I've always obsessed over my perspective.
I'm always two steps ahead of myself.
I didn't mind being unwaveringly analytical.
I still don't.

In college I stopped being the less-than-innocent bystander
and became just another guilty party.
It's funny how some new friends, a cute girl,
and a change of plans can make people-watching enjoyable again.
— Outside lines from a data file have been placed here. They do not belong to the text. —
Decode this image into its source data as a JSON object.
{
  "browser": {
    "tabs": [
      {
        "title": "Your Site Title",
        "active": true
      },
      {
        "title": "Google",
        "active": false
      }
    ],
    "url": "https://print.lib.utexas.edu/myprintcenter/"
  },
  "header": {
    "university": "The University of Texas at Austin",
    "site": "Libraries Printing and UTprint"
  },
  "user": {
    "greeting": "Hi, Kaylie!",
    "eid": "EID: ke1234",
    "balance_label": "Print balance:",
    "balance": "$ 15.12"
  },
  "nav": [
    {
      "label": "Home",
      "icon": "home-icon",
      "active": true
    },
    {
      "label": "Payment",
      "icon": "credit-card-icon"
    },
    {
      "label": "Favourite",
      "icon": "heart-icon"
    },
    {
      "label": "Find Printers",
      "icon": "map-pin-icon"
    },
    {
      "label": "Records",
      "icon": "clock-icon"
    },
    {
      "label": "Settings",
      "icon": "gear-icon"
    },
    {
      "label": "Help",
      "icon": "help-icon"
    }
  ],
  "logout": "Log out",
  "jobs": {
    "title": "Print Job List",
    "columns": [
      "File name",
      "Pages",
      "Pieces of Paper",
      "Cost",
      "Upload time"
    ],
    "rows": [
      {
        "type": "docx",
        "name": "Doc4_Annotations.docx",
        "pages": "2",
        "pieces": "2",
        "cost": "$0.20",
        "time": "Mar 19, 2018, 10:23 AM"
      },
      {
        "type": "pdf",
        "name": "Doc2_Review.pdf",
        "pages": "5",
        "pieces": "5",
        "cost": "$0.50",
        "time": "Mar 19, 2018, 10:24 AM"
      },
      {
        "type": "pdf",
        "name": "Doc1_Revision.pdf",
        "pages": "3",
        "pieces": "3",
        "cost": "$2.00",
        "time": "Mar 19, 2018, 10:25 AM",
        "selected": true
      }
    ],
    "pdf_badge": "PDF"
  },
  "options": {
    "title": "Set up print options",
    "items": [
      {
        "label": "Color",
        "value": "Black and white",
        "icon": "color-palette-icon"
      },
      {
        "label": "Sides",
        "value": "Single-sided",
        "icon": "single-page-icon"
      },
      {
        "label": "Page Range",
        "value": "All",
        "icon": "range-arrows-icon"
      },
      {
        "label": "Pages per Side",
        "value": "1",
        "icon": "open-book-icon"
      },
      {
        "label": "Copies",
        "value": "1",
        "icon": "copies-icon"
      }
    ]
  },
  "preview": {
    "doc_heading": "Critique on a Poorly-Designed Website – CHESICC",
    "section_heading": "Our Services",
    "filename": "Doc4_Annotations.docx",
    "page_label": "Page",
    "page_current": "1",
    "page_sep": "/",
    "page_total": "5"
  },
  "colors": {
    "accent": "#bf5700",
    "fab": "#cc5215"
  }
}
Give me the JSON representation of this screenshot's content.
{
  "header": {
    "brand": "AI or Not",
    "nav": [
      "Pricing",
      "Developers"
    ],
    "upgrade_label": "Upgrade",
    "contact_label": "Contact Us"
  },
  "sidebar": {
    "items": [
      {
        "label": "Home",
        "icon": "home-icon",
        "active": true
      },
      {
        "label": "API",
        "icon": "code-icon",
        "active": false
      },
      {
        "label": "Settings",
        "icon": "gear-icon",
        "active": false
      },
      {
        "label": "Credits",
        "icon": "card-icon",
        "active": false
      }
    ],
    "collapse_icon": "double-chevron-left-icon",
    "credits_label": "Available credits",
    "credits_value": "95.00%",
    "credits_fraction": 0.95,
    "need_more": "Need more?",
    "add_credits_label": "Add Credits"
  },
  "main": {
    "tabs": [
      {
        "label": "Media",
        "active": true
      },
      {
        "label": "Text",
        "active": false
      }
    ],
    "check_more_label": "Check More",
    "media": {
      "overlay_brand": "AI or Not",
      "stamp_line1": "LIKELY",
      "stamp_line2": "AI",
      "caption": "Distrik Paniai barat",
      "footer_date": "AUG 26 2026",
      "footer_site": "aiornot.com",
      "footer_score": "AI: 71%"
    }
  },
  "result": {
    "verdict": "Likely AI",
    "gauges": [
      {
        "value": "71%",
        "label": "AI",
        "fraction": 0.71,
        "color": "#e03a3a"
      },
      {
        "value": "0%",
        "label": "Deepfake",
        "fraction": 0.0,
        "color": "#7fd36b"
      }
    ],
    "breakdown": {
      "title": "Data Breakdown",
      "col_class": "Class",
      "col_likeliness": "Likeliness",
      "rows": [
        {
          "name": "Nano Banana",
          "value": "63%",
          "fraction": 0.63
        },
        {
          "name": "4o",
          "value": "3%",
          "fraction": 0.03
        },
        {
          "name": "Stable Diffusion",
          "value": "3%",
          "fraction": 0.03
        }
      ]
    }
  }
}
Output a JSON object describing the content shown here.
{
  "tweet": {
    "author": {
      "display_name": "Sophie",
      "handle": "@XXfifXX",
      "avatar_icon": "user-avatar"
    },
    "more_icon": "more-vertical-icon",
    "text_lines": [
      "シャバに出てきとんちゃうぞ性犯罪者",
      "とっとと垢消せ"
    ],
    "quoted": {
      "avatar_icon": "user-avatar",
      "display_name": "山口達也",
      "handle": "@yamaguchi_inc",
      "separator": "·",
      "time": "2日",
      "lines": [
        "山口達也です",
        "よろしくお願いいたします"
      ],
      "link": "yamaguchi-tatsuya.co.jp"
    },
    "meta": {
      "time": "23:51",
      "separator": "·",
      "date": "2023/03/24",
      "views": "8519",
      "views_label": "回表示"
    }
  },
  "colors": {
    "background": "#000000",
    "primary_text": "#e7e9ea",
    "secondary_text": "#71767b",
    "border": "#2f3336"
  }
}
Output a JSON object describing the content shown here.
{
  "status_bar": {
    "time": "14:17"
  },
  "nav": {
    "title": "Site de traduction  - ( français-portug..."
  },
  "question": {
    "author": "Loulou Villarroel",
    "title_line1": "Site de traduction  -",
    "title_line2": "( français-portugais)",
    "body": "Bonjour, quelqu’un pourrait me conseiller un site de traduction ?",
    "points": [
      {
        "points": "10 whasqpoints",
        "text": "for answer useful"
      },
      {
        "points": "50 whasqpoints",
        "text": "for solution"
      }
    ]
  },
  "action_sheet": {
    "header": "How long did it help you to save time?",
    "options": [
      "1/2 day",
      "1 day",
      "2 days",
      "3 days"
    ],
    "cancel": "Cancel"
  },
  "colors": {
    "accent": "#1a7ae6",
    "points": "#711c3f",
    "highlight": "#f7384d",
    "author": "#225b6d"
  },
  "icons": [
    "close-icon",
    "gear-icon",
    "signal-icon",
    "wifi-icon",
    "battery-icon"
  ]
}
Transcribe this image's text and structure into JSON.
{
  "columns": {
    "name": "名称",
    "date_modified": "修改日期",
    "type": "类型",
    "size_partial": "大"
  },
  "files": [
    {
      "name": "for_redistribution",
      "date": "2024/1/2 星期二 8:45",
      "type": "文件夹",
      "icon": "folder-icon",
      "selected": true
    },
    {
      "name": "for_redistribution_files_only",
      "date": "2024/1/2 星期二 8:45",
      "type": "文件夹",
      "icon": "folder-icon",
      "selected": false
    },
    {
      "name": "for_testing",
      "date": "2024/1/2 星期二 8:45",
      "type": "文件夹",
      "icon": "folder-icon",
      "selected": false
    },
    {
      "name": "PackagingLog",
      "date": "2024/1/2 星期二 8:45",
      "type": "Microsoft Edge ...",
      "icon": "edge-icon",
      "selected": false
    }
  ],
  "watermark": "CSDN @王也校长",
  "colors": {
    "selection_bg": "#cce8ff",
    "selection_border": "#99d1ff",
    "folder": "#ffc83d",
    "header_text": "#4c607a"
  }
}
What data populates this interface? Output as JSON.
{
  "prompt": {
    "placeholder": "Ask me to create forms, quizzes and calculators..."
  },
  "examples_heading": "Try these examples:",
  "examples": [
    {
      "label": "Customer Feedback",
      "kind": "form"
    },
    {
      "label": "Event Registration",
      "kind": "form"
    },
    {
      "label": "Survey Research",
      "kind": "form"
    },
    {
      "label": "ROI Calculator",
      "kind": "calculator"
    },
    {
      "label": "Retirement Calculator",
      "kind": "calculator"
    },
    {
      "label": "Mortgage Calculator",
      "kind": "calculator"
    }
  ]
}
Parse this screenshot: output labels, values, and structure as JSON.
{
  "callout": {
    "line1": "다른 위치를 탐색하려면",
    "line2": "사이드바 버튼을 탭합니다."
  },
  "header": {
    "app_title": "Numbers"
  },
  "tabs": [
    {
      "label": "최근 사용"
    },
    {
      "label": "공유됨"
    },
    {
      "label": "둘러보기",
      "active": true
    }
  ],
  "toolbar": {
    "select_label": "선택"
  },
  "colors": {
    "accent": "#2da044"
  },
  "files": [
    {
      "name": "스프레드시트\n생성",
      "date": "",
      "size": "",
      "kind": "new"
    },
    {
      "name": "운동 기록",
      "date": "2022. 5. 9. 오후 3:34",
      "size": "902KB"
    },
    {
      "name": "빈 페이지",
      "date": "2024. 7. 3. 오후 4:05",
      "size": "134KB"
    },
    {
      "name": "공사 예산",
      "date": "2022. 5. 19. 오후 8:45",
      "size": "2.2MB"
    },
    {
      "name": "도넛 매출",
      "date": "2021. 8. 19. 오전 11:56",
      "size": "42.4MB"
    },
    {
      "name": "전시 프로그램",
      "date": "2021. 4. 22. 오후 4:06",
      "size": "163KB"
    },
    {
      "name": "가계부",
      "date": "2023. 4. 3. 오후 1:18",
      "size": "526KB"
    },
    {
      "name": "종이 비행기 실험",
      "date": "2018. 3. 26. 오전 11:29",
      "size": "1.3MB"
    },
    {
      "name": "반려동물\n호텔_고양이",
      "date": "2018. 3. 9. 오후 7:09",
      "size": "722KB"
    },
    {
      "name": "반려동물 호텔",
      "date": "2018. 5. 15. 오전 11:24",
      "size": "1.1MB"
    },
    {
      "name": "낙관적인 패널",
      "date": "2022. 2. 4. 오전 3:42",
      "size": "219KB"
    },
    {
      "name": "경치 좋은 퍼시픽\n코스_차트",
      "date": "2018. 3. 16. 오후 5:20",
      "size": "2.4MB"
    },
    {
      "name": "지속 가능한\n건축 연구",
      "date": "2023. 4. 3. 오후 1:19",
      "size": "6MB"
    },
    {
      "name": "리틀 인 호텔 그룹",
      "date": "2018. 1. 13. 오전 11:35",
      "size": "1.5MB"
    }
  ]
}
It's funny how missing old friends
can subconsciously change from something worth traveling for
to a recalculation of priorities
and a mass reclassification program.
the adults were all right,
college friends are the ones you keep.
But they never mentioned the struggle
of explicitly de-prioritizing the old to make way for the new.
Or maybe I'm just more analytical than them.
Am I more cold-hearted for making a choice
while others seem to just let it all fall away without notice?

Are we all struggling with this and just making excuses?
I wonder if knowing the answer would make a difference.
I wonder if getting older really changes things
or if we just get too blunt to tell the truth.